Commençons par les tics : depuis pas mal de temps l’inévitable « voilà » ponctuait tous les discours des politiques comme des journalistes, une sorte de « respiration » pour signifier à la fois que la cause était entendue, qu’on était à bout d’arguments et que d’ailleurs ça tombait sous le sens. Il me semble qu’un autre tic est en train de s’implanter : « du coup ». Il sert de conjonction pour insister sur un lien de cause à effet, sur une conséquence manifeste, irrémédiable, indiscutable.

Plus compliqué et plus intellectuel, il y a le verbe « essentialiser » qui a envahi le discours des experts en sociologie, un peu derrière le fameux « briser les codes ».

Même si un journaliste du Figaro s’est fait une spécialité de dénoncer régulièrement dans sa rubrique « Langue » ces petits travers du francophone métropolitain de base, je considère qu’à côté du reste (ce qui va suivre », ce n’est que roupies de sansonnet, en un mot, c’est parfois énervant mais globalement amusant.

En écrivant cette dernière phrase et plus précisément en faisant allusion au « francophone métropolitain de base », j’ai pensé à une mise au point que je voulais faire (que j’aurais dû faire) depuis longtemps, destinée à mes lecteurs francophones qui ne sont pas « métro » justement : mes lecteurs inconnus du Québec, d’Afrique du Nord et sub-saharienne, d’Asie et d’Amérique latine, et aussi bien sûr à mes lecteurs français des cinq continents (Martinique, Guadeloupe, Réunion, Guyane et les autres). Sans doute mes billets sont-ils « franco-métro-français », trop peut-être ! Passe encore pour mes comptes rendus de lectures ; mais quid de la série « Irritations linguistiques » ? Rencontre-t-elle un écho outre-mer ? Irrite-t-elle ? Suscite-t-elle un intérêt documentaire, un intérêt ethnologique ou social ? Manque-t-elle d’ouverture et de largeur de vue, sachant que le français, malgré l’Académie, est tout de même très varié d’une contrée à l’autre ? Les « commentaires » du blogue sont là pour cela ! Donnez votre avis !
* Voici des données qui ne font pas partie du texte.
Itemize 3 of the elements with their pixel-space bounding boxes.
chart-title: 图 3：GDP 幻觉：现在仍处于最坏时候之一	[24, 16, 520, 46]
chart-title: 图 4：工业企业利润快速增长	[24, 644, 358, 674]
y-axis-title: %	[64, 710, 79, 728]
Bon je reviens à mes Irritations de la semaine.

Après les tics, les franglicismes, certains volontaires (snobisme ou paresse), d’autres non (ignorance).

Voici donc « définitivement », employé comme le serait en anglais definitely, qui malheureusement pour les ignorants signifie « assurément », « certainement » et non pas « définitivement ».

Voici « candidater », qui n’existe pas, à la place de « postuler ».

Voici les chatbots du 13 heures de France Inter le 24 février 2017, pour désigner ces « robots » (en fait des logiciels) qui répondent sans aide humaine aux questions récurrentes des internautes. Voici l’action de « redirecting vers les salariés », allez savoir ce que cela désigne… Voici enfin la playlist de France Inter…

Et les consultants qui adorent marteler que les entreprises doivent « adresser » plusieurs problèmes en même temps.

Et Stéphane Le Foll, sur BFM-TV le 19 février 2017, qui, comble de la snobitude et du cosmopolitisme le plus distingué, affecte de croire que l’adjectif « divers » est invariable et affirme que « le monde agricole est très diverse ».

BFM-TV, encore, donnait un reportage sur Emmanuel Macron le 20 février 2017. On y parlait des helpers, ces jeunes gens qui l’aident, bénévolement, à marcher sur l’eau et des start-upers qui arrivent, nous dit-on au bord de l’extase, « en direct de la Silicon valley ». J’ai entendu aussi évoquer le coaching des femmes, qui nouvelles en politique auraient besoin d’être déniaisées… Les féministes apprécieront. 

Autre catégorie, celle de la « bravitude de Chine » : les néologismes personnels. M. Gilbert Collard sur BFM-TV le 24 février 2017 parle ainsi de la « tardivité » d’une décision (sur le modèle de « brièveté » et de « précocité » sans doute).